Petit scepticisme avant d'y aller car nous apprenons que la mise en scène est moderne. L'action se passe dans des bureaux de nuit. Don Giovanni et son collègue Leporello sont des cadres (au lieu d'un gentilhomme et de son valet), Zerline et Masetto deux employés de ménage, au lieu de paysans. Le bal costumé est un ensemble de Mickey, le festin est composé de salades dans des assiettes en plastique, la statue du commandeur est en fauteuil roulant, Don Giovanni et Leporello échangent leurs costumes en échangeant... leurs cravates!

En réalité, la mise en scène fait mieux comprendre au spectateur les agissements de Don Giovanni... Il ’y va pas de main morte pour conquérir tous les jupons qui passent. Il est donc plutôt direct avec ses dames, à en avoir l'impression qu'il les force à tous les coup, et malgré tout avec leur consentement! Elles sont toutes prêtes à céder: Donna Anna tombe sous son charme avant qu'elle ne comprenne qu'il a tué son père et son Don Ottavio paraît plutôt être un mari de convenance; Donna Elvira pardonne deux fois à Don Giovanni son inconstance, sur son balcon une première fois et Don Giovanni lui envoie son valet déguisé pendant qu'il séduit sa camériste, puis une deuxième fois, quand elle lui demande de changer, en vain, juste avant le final. Zerlina est prête à le suivre alors qu'elle vient de se marier et s'échappe grâce à Donna Elvira qui dénonce le séducteur.

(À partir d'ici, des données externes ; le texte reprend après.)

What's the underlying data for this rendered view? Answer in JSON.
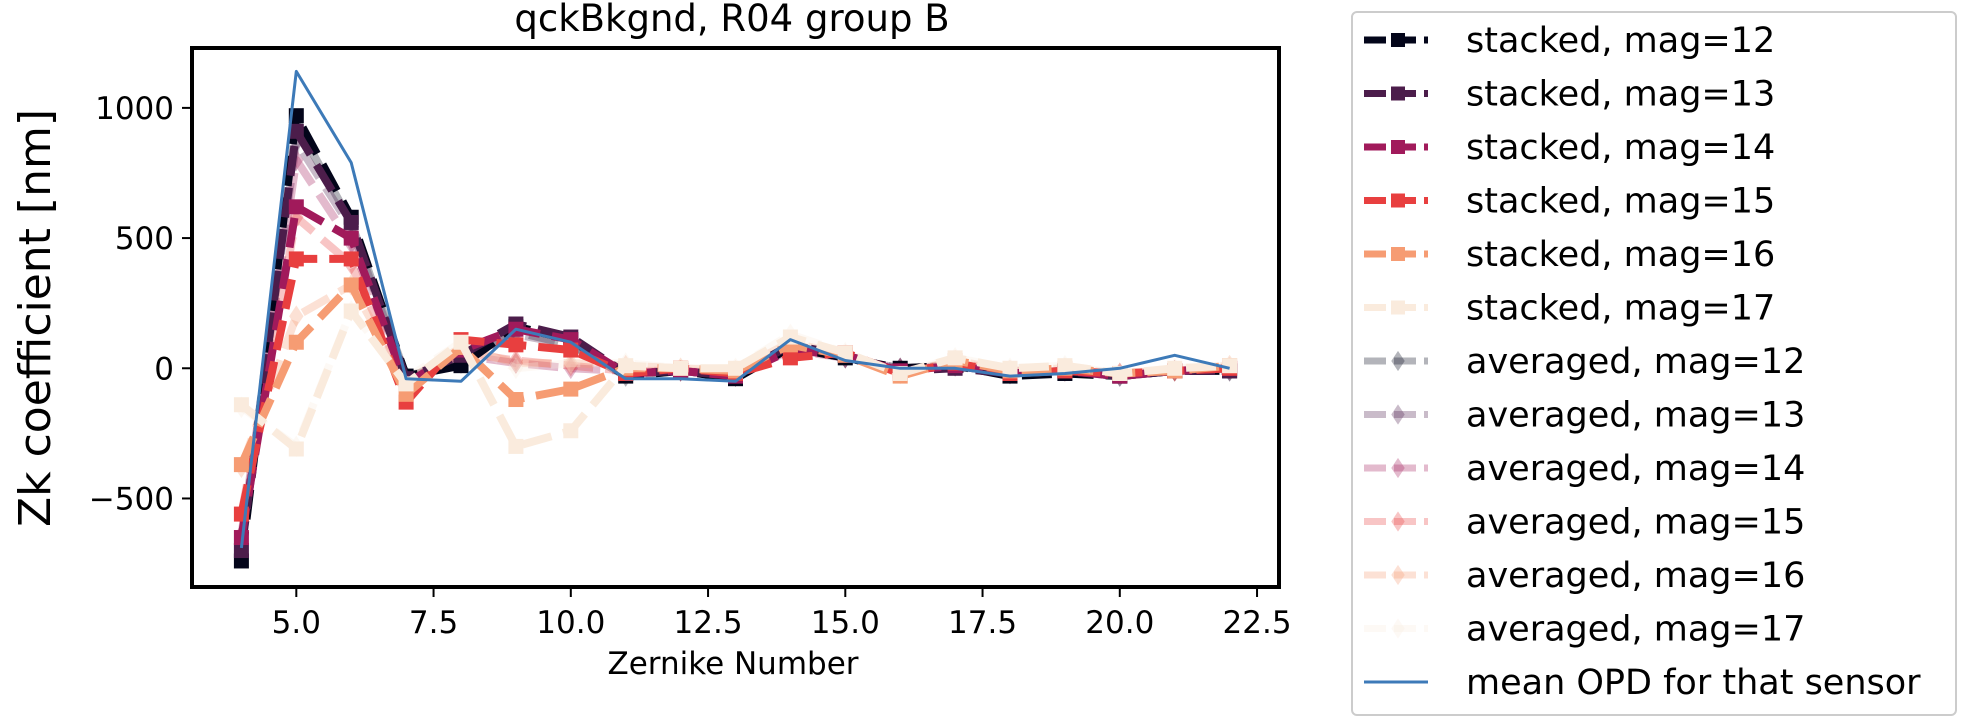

Cette mise en scène décalée ne gâche pas la musique que nous apprécions grâce aux sublimes voix de Patricia Petibon (Donna Anna), Véronique Gens (Donna Elvira) et surtout le baryton suédois Peter Mattei dans le rôle titre. La performance est éclatante; notre suédois de Lulea joue avec vérité et sa voix extraordinaire et sensuelle en fait un parfait jouisseur!

J'ai découvert quelques trésors de cet opéra, notamment la sérénade à la mandoline, Deh vieni alla finestra, o mio tesoro!, le quatuor Non fi tidar et bien d'autres merveilles encore, notamment les phrases révélatrices de Don Giovanni (Viva la liberta!, lasciare le donne?...). Et puis, j'apprécie toujours et encore les classiques comme l'air du catalogue Madamina, il catalogo è questo, l'air au champagne Finch'han del vino.